Afrontado pela própria assinatura, o pacato pai de família tornou-se um inimigo infernal. Em busca de provas da locupletação do prefeito, vasculhou cartórios e empreendeu incursões pelo Estado. Com a ajuda de outros cidadãos empenhados na mesma causa, revelou um patrimônio financiado pelos cofres públicos que incluía de fazendas a palmeiras imperiais. Depois de pelo menos sete pedidos de cassação recusados pela Câmara de Vereadores, Tales foi afastado pelo Ministério Público em 1998.
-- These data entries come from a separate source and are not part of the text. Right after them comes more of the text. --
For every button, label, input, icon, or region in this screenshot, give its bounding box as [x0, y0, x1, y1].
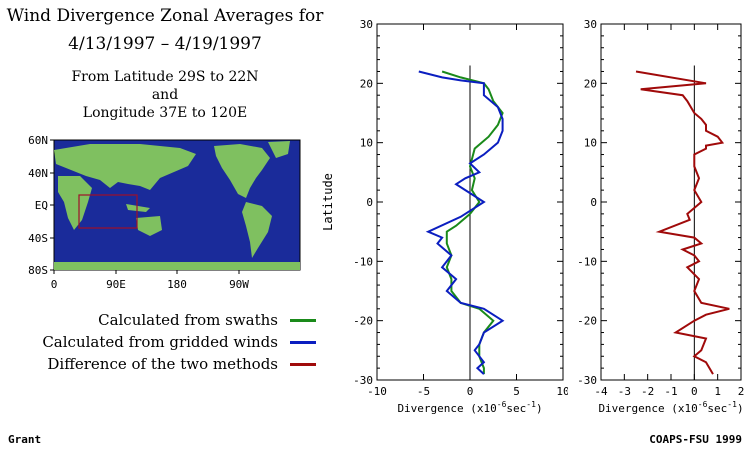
landmass-south-america [242, 202, 272, 258]
legend-label: Difference of the two methods [47, 355, 278, 373]
legend-line-swaths [290, 318, 316, 322]
landmass-europe-asia [54, 144, 196, 190]
region-description: From Latitude 29S to 22N and Longitude 3… [0, 68, 330, 122]
y-tick-label: -20 [577, 315, 597, 328]
x-tick-label: 10 [556, 385, 568, 398]
landmass-greenland [268, 141, 290, 158]
series-line-1 [418, 70, 505, 375]
x-tick-label: 5 [513, 385, 520, 398]
legend-item-gridded: Calculated from gridded winds [4, 331, 316, 353]
x-tick-label: 2 [738, 385, 745, 398]
region-latitude: From Latitude 29S to 22N [71, 69, 259, 85]
x-tick-label: 1 [714, 385, 721, 398]
y-tick-label: 30 [584, 18, 597, 31]
x-tick-label: -1 [664, 385, 677, 398]
landmass-australia [136, 216, 162, 236]
map-lat-label: 80S [28, 264, 48, 277]
y-tick-label: 0 [366, 196, 373, 209]
region-box [78, 194, 138, 229]
landmass-africa [58, 176, 92, 230]
x-tick-label: -5 [417, 385, 430, 398]
y-tick-label: 10 [360, 137, 373, 150]
map-lon-label: 0 [51, 278, 58, 291]
legend-label: Calculated from swaths [98, 311, 278, 329]
legend-item-difference: Difference of the two methods [4, 353, 316, 375]
series-line-0 [635, 70, 730, 375]
x-tick-label: -2 [641, 385, 654, 398]
legend-line-difference [290, 362, 316, 366]
y-tick-label: 20 [584, 77, 597, 90]
date-range: 4/13/1997 – 4/19/1997 [68, 34, 262, 54]
footer-author: Grant [8, 433, 42, 446]
x-tick-label: 0 [467, 385, 474, 398]
map-lat-label: 40N [28, 167, 48, 180]
x-axis-label: Divergence (x10-6sec-1) [598, 400, 743, 415]
map-lon-label: 90E [106, 278, 126, 291]
legend: Calculated from swaths Calculated from g… [4, 309, 316, 375]
map-lat-label: 40S [28, 232, 48, 245]
x-tick-label: 0 [691, 385, 698, 398]
map-lon-label: 180 [167, 278, 187, 291]
footer-credit: COAPS-FSU 1999 [649, 433, 742, 446]
y-axis-label: Latitude [321, 173, 335, 231]
divergence-profile-chart: -30 -20 -10 0 10 20 30 -10 -5 0 5 10 Divergence (x10… [321, 18, 568, 415]
x-tick-label: -4 [594, 385, 608, 398]
x-axis-label: Divergence (x10-6sec-1) [397, 400, 542, 415]
y-tick-label: -20 [353, 315, 373, 328]
y-tick-label: 10 [584, 137, 597, 150]
y-tick-label: -30 [353, 374, 373, 387]
map-lat-label: 60N [28, 134, 48, 147]
legend-label: Calculated from gridded winds [42, 333, 278, 351]
x-tick-label: -3 [618, 385, 631, 398]
map-landmasses [54, 141, 300, 270]
y-tick-label: -30 [577, 374, 597, 387]
y-tick-label: 30 [360, 18, 373, 31]
y-tick-label: -10 [353, 255, 373, 268]
y-tick-label: 0 [590, 196, 597, 209]
series-line-0 [441, 70, 504, 375]
y-tick-label: 20 [360, 77, 373, 90]
map-lat-label: EQ [35, 199, 48, 212]
legend-line-gridded [290, 340, 316, 344]
y-tick-label: -10 [577, 255, 597, 268]
world-map: 60N 40N EQ 40S 80S 0 90E 180 90W [28, 134, 301, 291]
region-longitude: Longitude 37E to 120E [82, 105, 248, 121]
legend-item-swaths: Calculated from swaths [4, 309, 316, 331]
landmass-north-america [214, 144, 270, 198]
landmass-indonesia [126, 204, 150, 212]
landmass-antarctica [54, 262, 300, 270]
map-lon-label: 90W [229, 278, 249, 291]
chart-title: Wind Divergence Zonal Averages for [6, 6, 324, 26]
x-tick-label: -10 [367, 385, 387, 398]
region-and: and [151, 87, 179, 103]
Para compreender melhor o significado de um compromisso firmado é preciso deslizar pela linha reta do caráter de Mesquita. Ele nem sequer tem um time do coração, jamais mancha a camisa de adrenalina. “Como posso torcer se esses jogadores mudam de time o tempo todo? Não entendo. Parecem políticos mudando de partido.” Assim é Mesquita. E assim foi quando o vice de Néfi Tales, Jovino Cândido (PV), alçado à condição de administrador, procurou-o desabafando sobre a cobiça de alguns vereadores, que pediam de R$ 10 mil a R$ 40 mil para aprovar a cassação do prefeito. Sem contar os achaques a fornecedores para fazer tilintar a famosa caixinha. O segundo encontro foi na sala de jantar de sua casa, com a presença do então deputado estadual Elói Pietá (PT), hoje prefeito de Guarulhos. O empresário preparou-se: no interior de um arranjo de flores uma microcâmera apontava para eles. Atrás de um quadro retratando mosteras, libidinosa planta da flora brasileira, gravadores sem fio. Sentado à mesa de refeições da família, Cândido relatou todo o esquema de corrupção pouco antes do Natal de 1998. “Gravei para me proteger”, justifica Mesquita.